A project aiming at revolutionising medicine by unlocking DNA is under way in medical centres across the UK.
The first genetic codes of people with cancer or rare diseases, out of a have already been sequenced.
Medical experts believe it will lead to developing new drugs which are designed for the individual and could make aggressive therapies like chemotherapy “a thing of the past”.
They say that possessing a deep understanding of human DNA will soon play a role in every aspect of medicine from cancer to cardiology.
For example tumours are caused by mutations in DNA which lead to abnormal cells growing unchecked. Drugs will be able to be developed which may check these mutations.
Advances in genetics have shown that breast cancer is not one disease but at least ten – each with a different cause, life expectancy and needing a different type of treatment.
The four-year 100,000 genomes project, run by Genomics England, which was set up for the purpose, is aiming to make such breakthroughs on a large scale.
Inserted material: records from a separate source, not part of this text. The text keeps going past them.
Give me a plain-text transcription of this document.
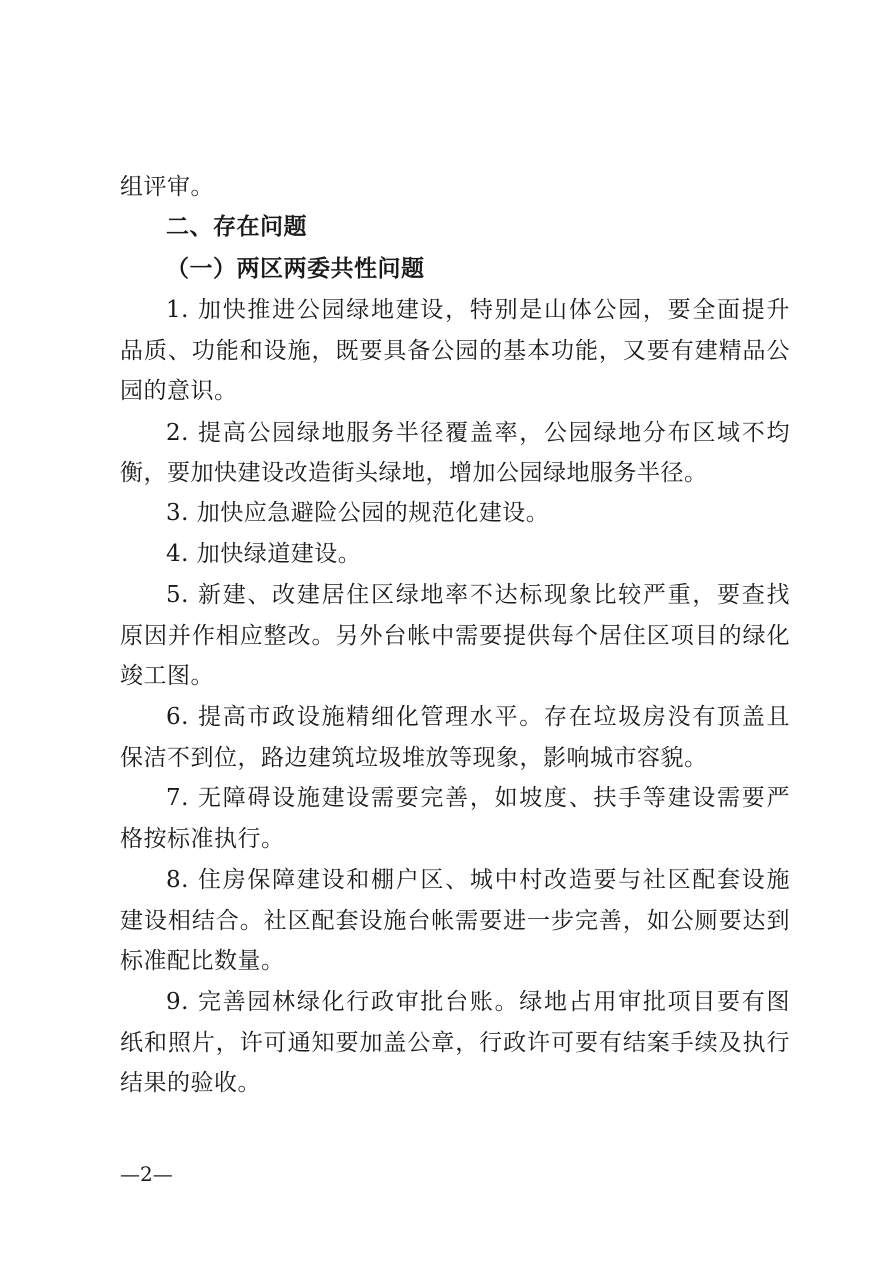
组评审。
二、存在问题
（一）两区两委共性问题
1. 加快推进公园绿地建设，特别是山体公园，要全面提升
品质、功能和设施，既要具备公园的基本功能，又要有建精品公
园的意识。
2. 提高公园绿地服务半径覆盖率，公园绿地分布区域不均
衡，要加快建设改造街头绿地，增加公园绿地服务半径。
3. 加快应急避险公园的规范化建设。
4. 加快绿道建设。
5. 新建、改建居住区绿地率不达标现象比较严重，要查找
原因并作相应整改。另外台帐中需要提供每个居住区项目的绿化
竣工图。
6. 提高市政设施精细化管理水平。存在垃圾房没有顶盖且
保洁不到位，路边建筑垃圾堆放等现象，影响城市容貌。
7. 无障碍设施建设需要完善，如坡度、扶手等建设需要严
格按标准执行。
8. 住房保障建设和棚户区、城中村改造要与社区配套设施
建设相结合。社区配套设施台帐需要进一步完善，如公厕要达到
标准配比数量。
9. 完善园林绿化行政审批台账。绿地占用审批项目要有图
纸和照片，许可通知要加盖公章，行政许可要有结案手续及执行
结果的验收。
—2—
Pilots of the project have already been set up at medical centres across England – including sites in Newcastle, Cambridge and London.
The project has passed the 100 mark, with the aim of reaching 1,000 by the end of the year and 10,000 by the end of 2015.
Just one human genome contains more than three billion base pairs – the building blocks of DNA.
Once the mapping process is finished, scientists will be looking for subtle differences between genetic codes which lead to disease that researchers believe can fuel the next big breakthroughs.
The genome of a patient’s tumour will be scoured for differences with the genetic code of their healthy tissue.
People with rare diseases, usually children, will have their DNA compared with that of close relatives. It has been reported that at least fifteen thousand families with rare diseases will take part in the project.
Sir John Chisholm, executive chair of Genomics England, said: “In Britain we were the discoverers of the structure of DNA, we were huge players in the human genome project and now the time has come for the next major step forward.
“One hundred thousand sequences is a very large step; it’s a huge commitment.”
Genomics England will be based at the Wellcome Trust Sanger Institute in Cambridge, which is already a world-recognised centre of genetics research.
University scientists and a drug companies will be allowed to access the data for their research.
Prof Jeremy Farrar, director of the Wellcome Trust, said: “I can see a future where genetics is going to come into every bit of medicine from cardiology to oncology to infectious diseases.”
He said there were already targeted therapies for some breast, lung, bowel and blood cancers.
“Twenty years from now there’s going to be a plethora of those, we will have a series of mutations which academics and industry will have developed therapies for, which will be targeted at you and specific for that cancer.”
He said chemotherapy, which attacks all dividing cells in the body, would be replaced with such therapies.
“We will look back in 20 years’ time and think of blockbuster chemotherapy [as] a thing of the past and we’ll think ‘Gosh, what an era that was’.”
Prime Minister David Cameron has said it “will see the UK lead the world in genetic research within years”.
David Cameron has announced a series of investments across government, industry and charities totalling £300m.
He said: “I am determined to do all I can to support the health and scientific sector to unlock the power of DNA, turning an important scientific breakthrough into something that will help deliver better tests, better drugs and above all better care for patients.
“I believe we will be able to transform how devastating diseases are diagnosed and treated in the NHS and across the world.”
NHS England chief executive Simon Stevens said: “The NHS is now set to become one of the world’s ‘go-to’ health services for the development of innovative genomic tests and patient treatments, building on our long track record as the nation that brought humanity antibiotics, vaccines, modern nursing, hip replacements, IVF, CT scanners, and breakthrough discoveries from the circulation of blood to the existence of DNA.”